The following couplets should be inserted into the key to aphid species feeding on Rhus spp. as currently presented at Aphids on the World’s Plants [2].

6

ANT III-VI each with a single large oblong rhinarium occupying most of its surface area ……Kaburagia rhusicola

-

All or most of ANT III-VI with more than one single rhinarium ……6A

6A

Rhinaria on ANT III-VI varying in size, shape and number (some round or in transverse bands, others large sheets enclosing small, scattered islands of cuticle) ……Qiao jinshaensis sp. nov.

-

ANT III-VI with only separate, transversely elongate rhinaria ……7

4. Conclusions

Based on gall morphology alone, Qiao jinshaensis gen. et sp. nov. is most similar to species of Nurudea (see Figure 3 in Ren et al., 2018 [24]).

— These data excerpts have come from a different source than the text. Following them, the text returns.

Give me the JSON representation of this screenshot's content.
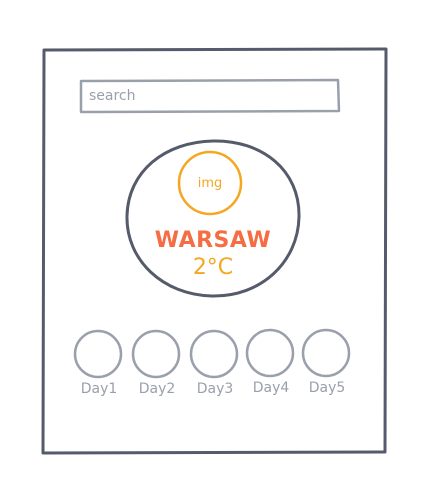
{
  "search": {
    "placeholder": "search"
  },
  "current": {
    "icon_text": "img",
    "city": "WARSAW",
    "temperature": "2°C"
  },
  "forecast": {
    "days": [
      {
        "label": "Day1"
      },
      {
        "label": "Day2"
      },
      {
        "label": "Day3"
      },
      {
        "label": "Day4"
      },
      {
        "label": "Day5"
      }
    ]
  },
  "colors": {
    "frame": "#555b6b",
    "muted": "#9aa0ab",
    "city": "#f46d43",
    "accent": "#f5a623"
  }
}
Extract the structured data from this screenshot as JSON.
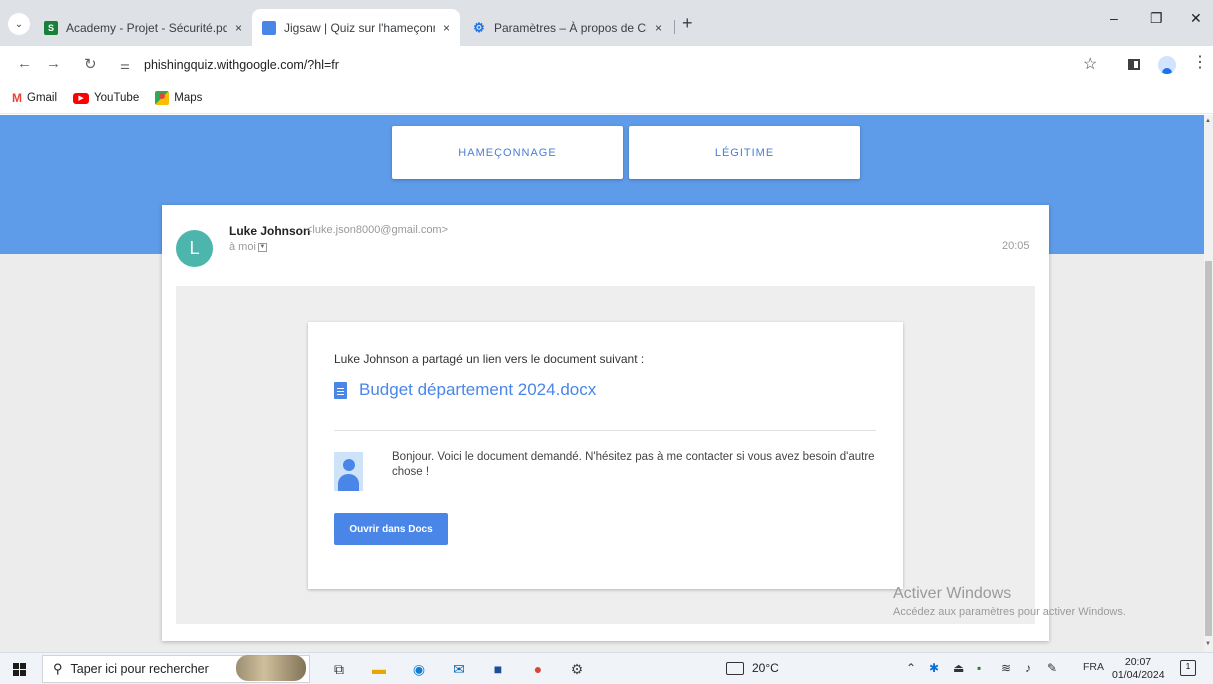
{
  "browser": {
    "tabs": [
      {
        "title": "Academy - Projet - Sécurité.pd",
        "close": "×",
        "favicon_color": "#188038",
        "favicon_letter": "S"
      },
      {
        "title": "Jigsaw | Quiz sur l'hameçonnag",
        "close": "×",
        "favicon_color": "#4a86e8",
        "favicon_letter": ""
      },
      {
        "title": "Paramètres – À propos de Chro",
        "close": "×",
        "favicon_color": "#1a73e8",
        "favicon_letter": "⚙"
      }
    ],
    "new_tab": "+",
    "window_controls": {
      "minimize": "–",
      "restore": "❐",
      "close": "✕"
    },
    "url": "phishingquiz.withgoogle.com/?hl=fr",
    "bookmarks": [
      {
        "label": "Gmail"
      },
      {
        "label": "YouTube"
      },
      {
        "label": "Maps"
      }
    ]
  },
  "quiz": {
    "buttons": {
      "phishing": "HAMEÇONNAGE",
      "legitimate": "LÉGITIME"
    }
  },
  "email": {
    "avatar_letter": "L",
    "sender_name": "Luke Johnson",
    "sender_email": "<luke.json8000@gmail.com>",
    "recipient": "à moi",
    "time": "20:05",
    "share_text": "Luke Johnson a partagé un lien vers le document suivant :",
    "document_name": "Budget département 2024.docx",
    "message": "Bonjour. Voici le document demandé. N'hésitez pas à me contacter si vous avez besoin d'autre chose !",
    "open_button": "Ouvrir dans Docs"
  },
  "watermark": {
    "title": "Activer Windows",
    "subtitle": "Accédez aux paramètres pour activer Windows."
  },
  "taskbar": {
    "search_placeholder": "Taper ici pour rechercher",
    "weather": "20°C",
    "language": "FRA",
    "time": "20:07",
    "date": "01/04/2024",
    "notification_count": "1"
  },
  "colors": {
    "hero_blue": "#5e9be8",
    "link_blue": "#4a86e8",
    "avatar_teal": "#4db6ac"
  }
}
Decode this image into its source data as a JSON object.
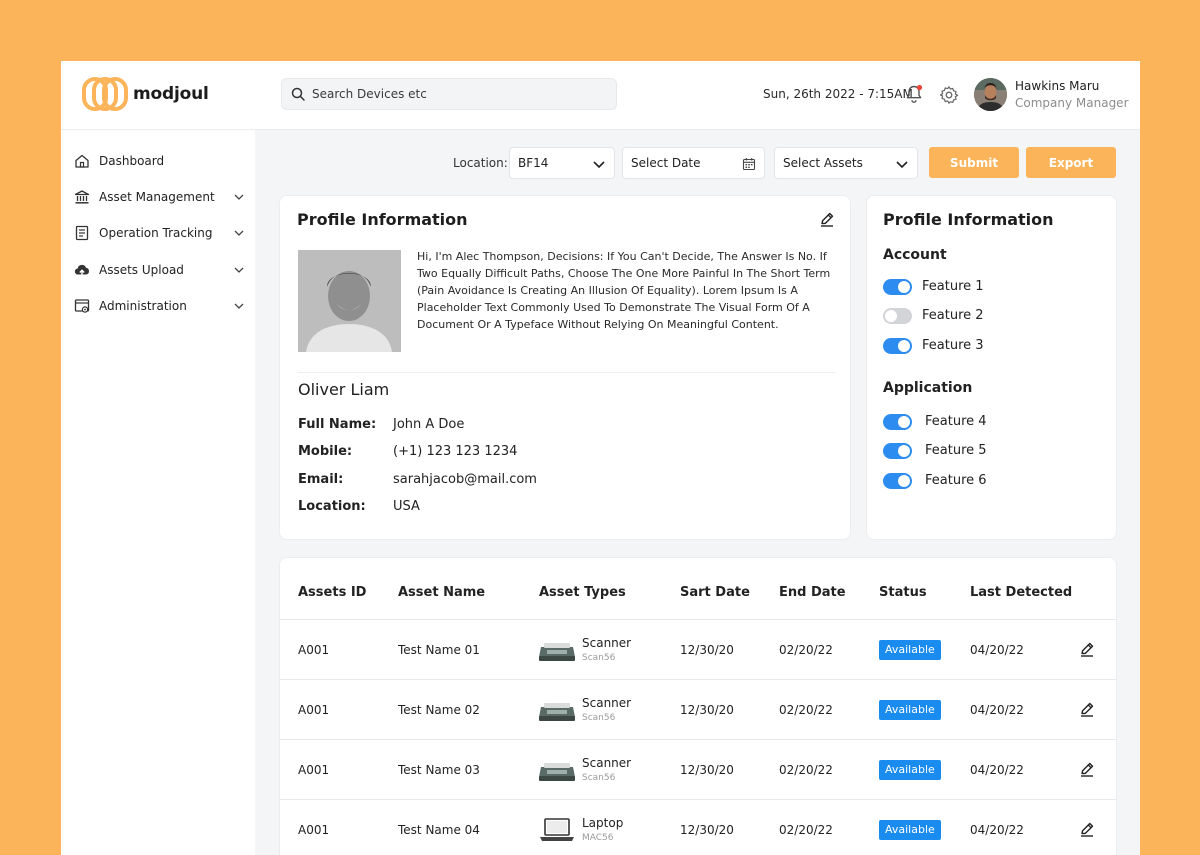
{
  "app": {
    "name": "modjoul"
  },
  "colors": {
    "accent": "#FBB45A",
    "primary_blue": "#2D8CF0",
    "badge_blue": "#1A8CF0",
    "notification_dot": "#F04438"
  },
  "header": {
    "search_placeholder": "Search Devices etc",
    "datetime": "Sun, 26th 2022 - 7:15AM",
    "user": {
      "name": "Hawkins Maru",
      "role": "Company Manager"
    }
  },
  "sidebar": {
    "items": [
      {
        "label": "Dashboard",
        "icon": "home-icon",
        "has_submenu": false
      },
      {
        "label": "Asset Management",
        "icon": "bank-icon",
        "has_submenu": true
      },
      {
        "label": "Operation Tracking",
        "icon": "clipboard-icon",
        "has_submenu": true
      },
      {
        "label": "Assets Upload",
        "icon": "cloud-upload-icon",
        "has_submenu": true
      },
      {
        "label": "Administration",
        "icon": "admin-settings-icon",
        "has_submenu": true
      }
    ]
  },
  "filters": {
    "location_label": "Location:",
    "location_value": "BF14",
    "date_placeholder": "Select Date",
    "assets_placeholder": "Select Assets",
    "submit_label": "Submit",
    "export_label": "Export"
  },
  "profile": {
    "title": "Profile Information",
    "bio": "Hi, I'm Alec Thompson, Decisions: If You Can't Decide, The Answer Is No. If Two Equally Difficult Paths, Choose The One More Painful In The Short Term (Pain Avoidance Is Creating An Illusion Of Equality). Lorem Ipsum Is A Placeholder Text Commonly Used To Demonstrate The Visual Form Of A Document Or A Typeface Without Relying On Meaningful Content.",
    "name": "Oliver Liam",
    "fields": [
      {
        "label": "Full Name:",
        "value": "John A Doe"
      },
      {
        "label": "Mobile:",
        "value": "(+1) 123 123 1234"
      },
      {
        "label": "Email:",
        "value": "sarahjacob@mail.com"
      },
      {
        "label": "Location:",
        "value": "USA"
      }
    ]
  },
  "settings": {
    "title": "Profile Information",
    "account_label": "Account",
    "account_features": [
      {
        "label": "Feature 1",
        "on": true
      },
      {
        "label": "Feature 2",
        "on": false
      },
      {
        "label": "Feature 3",
        "on": true
      }
    ],
    "application_label": "Application",
    "application_features": [
      {
        "label": "Feature 4",
        "on": true
      },
      {
        "label": "Feature 5",
        "on": true
      },
      {
        "label": "Feature 6",
        "on": true
      }
    ]
  },
  "table": {
    "headers": [
      "Assets ID",
      "Asset Name",
      "Asset Types",
      "Sart Date",
      "End Date",
      "Status",
      "Last Detected"
    ],
    "rows": [
      {
        "id": "A001",
        "name": "Test Name 01",
        "type": "Scanner",
        "type_code": "Scan56",
        "type_icon": "scanner-icon",
        "start": "12/30/20",
        "end": "02/20/22",
        "status": "Available",
        "last": "04/20/22"
      },
      {
        "id": "A001",
        "name": "Test Name 02",
        "type": "Scanner",
        "type_code": "Scan56",
        "type_icon": "scanner-icon",
        "start": "12/30/20",
        "end": "02/20/22",
        "status": "Available",
        "last": "04/20/22"
      },
      {
        "id": "A001",
        "name": "Test Name 03",
        "type": "Scanner",
        "type_code": "Scan56",
        "type_icon": "scanner-icon",
        "start": "12/30/20",
        "end": "02/20/22",
        "status": "Available",
        "last": "04/20/22"
      },
      {
        "id": "A001",
        "name": "Test Name 04",
        "type": "Laptop",
        "type_code": "MAC56",
        "type_icon": "laptop-icon",
        "start": "12/30/20",
        "end": "02/20/22",
        "status": "Available",
        "last": "04/20/22"
      }
    ]
  }
}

However, it is quite distinct genetically and morphologically, suggesting the genus diverged early in the diversification of the Rhus-galling aphids. Despite this apparent divergence, these aphids, sometimes collectively considered the subtribe Melaphidina [5], are not especially speciose (there are now 17 species in 7 genera, including some species without a known host [25]). The genus Rhus dates to approximately 50 mya and is closely related to Pistacia [26], which is also known to harbor several genetically distinct but small Fordini genera. Price (2005) suggested that there may have been an early diversification among the Pistacia-galling aphids, now evident at the generic level, but with reduced recent speciation [27]. This hypothesis is also applicable to the Rhus-galling aphids. So far, most studies have focused on Rhus- or Pistacia-feeding groups separately (e.g., [7,28]), but given the evolutionary proximity of both the aphids and their hosts, a phylogenetic evaluation of the entire tribe is needed.